Rechtsanwalt Tuchelt

als Verteidiger

Justizangestellte Hutzel

als Urkundsbeamtin der Geschäftsstelle

für Recht erkannt:

Der Angeklagte wird wegen räuberischen Diebstahls in Tateinheit mit Körperverletzung zu einer Freiheitsstrafe von 1 Jahr 6 Monaten verurteilt .

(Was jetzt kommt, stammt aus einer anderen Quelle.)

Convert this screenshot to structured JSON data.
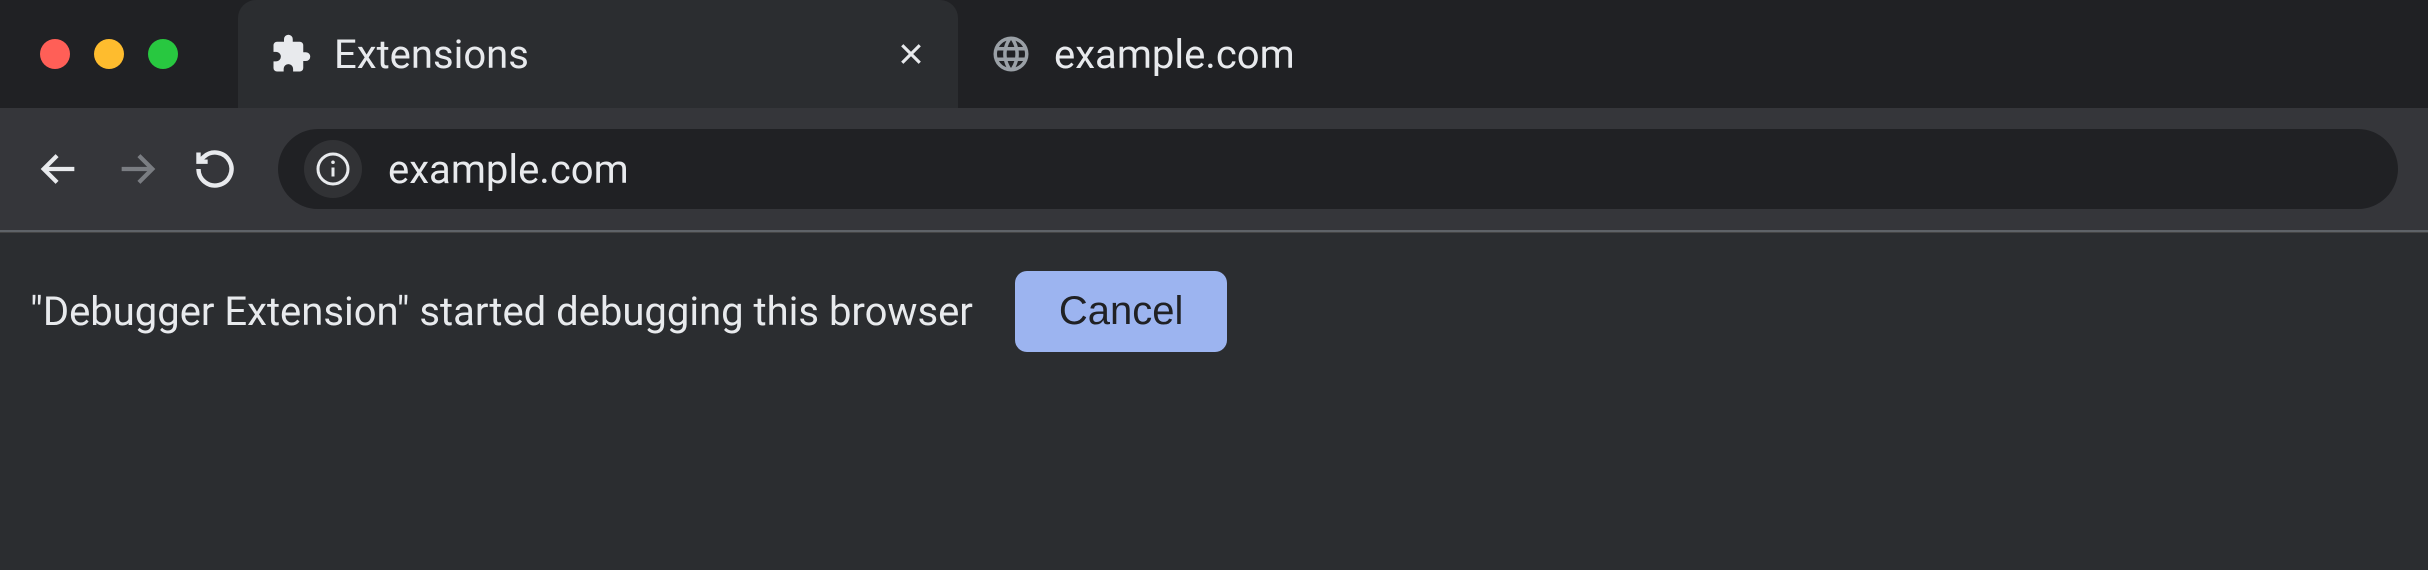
{
  "tabs": [
    {
      "title": "Extensions",
      "icon": "extension-icon",
      "active": false
    },
    {
      "title": "example.com",
      "icon": "globe-icon",
      "active": true
    }
  ],
  "toolbar": {
    "url": "example.com"
  },
  "infobar": {
    "message": "\"Debugger Extension\" started debugging this browser",
    "cancel_label": "Cancel"
  }
}
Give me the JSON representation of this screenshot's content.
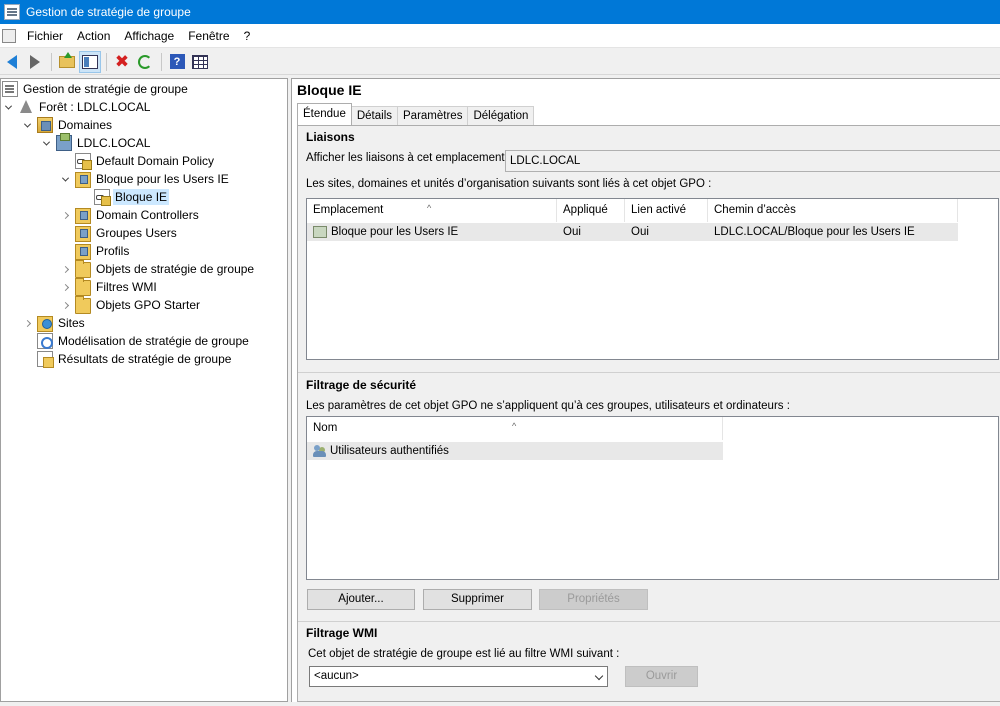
{
  "window": {
    "title": "Gestion de stratégie de groupe"
  },
  "menu": [
    "Fichier",
    "Action",
    "Affichage",
    "Fenêtre",
    "?"
  ],
  "toolbar": [
    "back-icon",
    "forward-icon",
    "folder-up-icon",
    "show-hide-pane-icon",
    "delete-icon",
    "refresh-icon",
    "help-icon",
    "properties-view-icon"
  ],
  "tree": {
    "root": "Gestion de stratégie de groupe",
    "forest": "Forêt : LDLC.LOCAL",
    "domains": "Domaines",
    "domain": "LDLC.LOCAL",
    "default_policy": "Default Domain Policy",
    "ou_bloque": "Bloque pour les Users IE",
    "gpo_link": "Bloque IE",
    "domain_controllers": "Domain Controllers",
    "groupes_users": "Groupes Users",
    "profils": "Profils",
    "gpo_objects": "Objets de stratégie de groupe",
    "wmi_filters": "Filtres WMI",
    "starter_gpos": "Objets GPO Starter",
    "sites": "Sites",
    "modeling": "Modélisation de stratégie de groupe",
    "results": "Résultats de stratégie de groupe"
  },
  "details": {
    "title": "Bloque IE",
    "tabs": [
      "Étendue",
      "Détails",
      "Paramètres",
      "Délégation"
    ],
    "active_tab": "Étendue",
    "links": {
      "section": "Liaisons",
      "location_label": "Afficher les liaisons à cet emplacement :",
      "location_value": "LDLC.LOCAL",
      "description": "Les sites, domaines et unités d’organisation suivants sont liés à cet objet GPO :",
      "columns": [
        "Emplacement",
        "Appliqué",
        "Lien activé",
        "Chemin d’accès"
      ],
      "rows": [
        {
          "location": "Bloque pour les Users IE",
          "enforced": "Oui",
          "enabled": "Oui",
          "path": "LDLC.LOCAL/Bloque pour les Users IE"
        }
      ]
    },
    "security": {
      "section": "Filtrage de sécurité",
      "description": "Les paramètres de cet objet GPO ne s’appliquent qu’à ces groupes, utilisateurs et ordinateurs :",
      "columns": [
        "Nom"
      ],
      "rows": [
        "Utilisateurs authentifiés"
      ],
      "buttons": {
        "add": "Ajouter...",
        "remove": "Supprimer",
        "properties": "Propriétés"
      }
    },
    "wmi": {
      "section": "Filtrage WMI",
      "description": "Cet objet de stratégie de groupe est lié au filtre WMI suivant :",
      "value": "<aucun>",
      "open": "Ouvrir"
    }
  },
  "colors": {
    "titlebar": "#0078d7",
    "selection": "#cce8ff"
  }
}
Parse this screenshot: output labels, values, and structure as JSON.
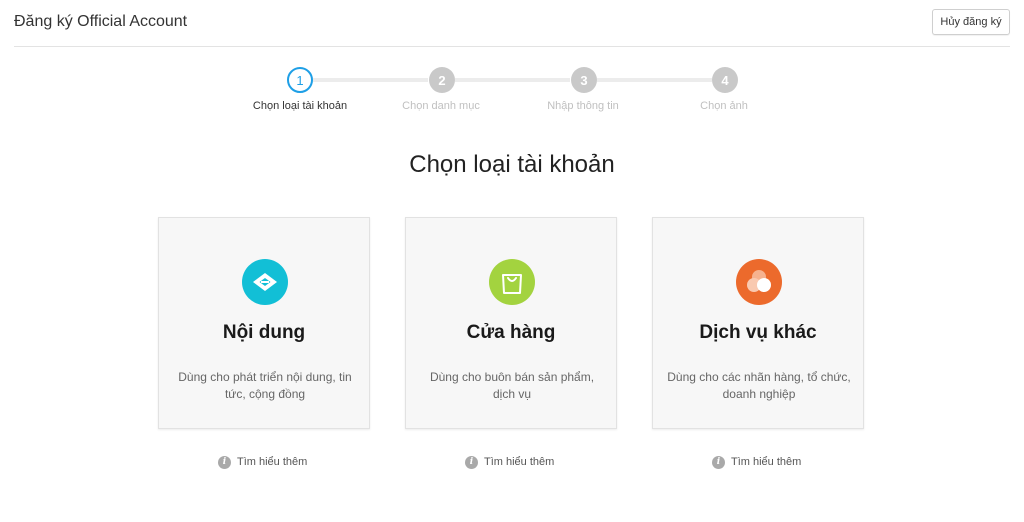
{
  "header": {
    "title": "Đăng ký Official Account",
    "cancel_label": "Hủy đăng ký"
  },
  "stepper": {
    "current_step": 1,
    "steps": [
      {
        "number": "1",
        "label": "Chọn loại tài khoản"
      },
      {
        "number": "2",
        "label": "Chọn danh mục"
      },
      {
        "number": "3",
        "label": "Nhập thông tin"
      },
      {
        "number": "4",
        "label": "Chọn ảnh"
      }
    ]
  },
  "main": {
    "heading": "Chọn loại tài khoản"
  },
  "cards": [
    {
      "title": "Nội dung",
      "description": "Dùng cho phát triển nội dung, tin tức, cộng đồng",
      "icon": "content-icon",
      "color": "#12bfd6",
      "learn_more": "Tìm hiểu thêm"
    },
    {
      "title": "Cửa hàng",
      "description": "Dùng cho buôn bán sản phẩm, dịch vụ",
      "icon": "shopping-bag-icon",
      "color": "#a3d33f",
      "learn_more": "Tìm hiểu thêm"
    },
    {
      "title": "Dịch vụ khác",
      "description": "Dùng cho các nhãn hàng, tổ chức, doanh nghiệp",
      "icon": "circles-icon",
      "color": "#ec6a2c",
      "learn_more": "Tìm hiểu thêm"
    }
  ],
  "colors": {
    "accent": "#1e9fe6",
    "inactive_step": "#c9c9c9"
  }
}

Der Angeklagte hat die Kosten des Verfahrens zu tragen .

Angewendete Vorschriften:

§§ 223 Abs. 1, 249 Abs. 1, 252, 52 Strafgesetzbuch

Persönliche Verhältnisse

In ihnen wird der Angeklagte dem Leser vorgestellt. Manches davon kann später für die Strafzumessung von Bedeutung sein. Zunächst wird der schulische und berufliche Werdegang dargestellt. Dem folgen die familiären Verhältnisse. Den Schluss bilden die Vorstrafen. In meinen Fällen sind nicht vorbestrafte Angeklagte die Ausnahme. Die Mehrheit ist einschlägig und erheblich vorbestraft. Nicht selten haben sie zwischen 10 und 25 Voreintragungen. Zur Vereinfachung wird meist die Auskunft aus dem Strafregister einkopiert. Das Urteil kann dadurch leicht kopflastig werden, wenn es mit fünf bis zehn Seiten Registerauskunft beginnt, der Rest des Urteils jedoch kürzer ist.

Der Angeklagte hat keinen Schulabschluss erreicht und auch keine Ausbildung absolviert. Er ist dauerhaft arbeitslos. Derzeit erhält er monatlich Arbeitslosengeld in Höhe von 400 Euro sowie die Miet- und Heizkosten. Der Angeklagte ist ledig und hat keine Kinder.

Der Angeklagte hat im Alter von 13 Jahren begonnen, alkoholische Getränke zu konsumieren. Er ist weiterhin dem Alkohol zugeneigt. Sofern er sie beschaffen kann, trinkt er täglich mindestens eine Flasche hochprozentige Spirituosen.

Der Angeklagte ist bereits massiv strafrechtlich in Erscheinung getreten. Sein Strafregister weist folgende Eintragungen auf:

[Es folgen mehrere Seiten mit den Eintragungen im Strafregister]

Sachverhaltsschilderung

Gemäß § 267 Abs. 1 Satz 1 Strafprozessordnung müssen die Urteilsgründe die für erwiesen erachteten Tatsachen angeben, in denen die gesetzlichen Merkmale der Straftat gefunden werden. Der Richter schildert mit anderen Worten die Straftat anhand der Tatbestandsmerkmale. Das liest sich etwas trocken.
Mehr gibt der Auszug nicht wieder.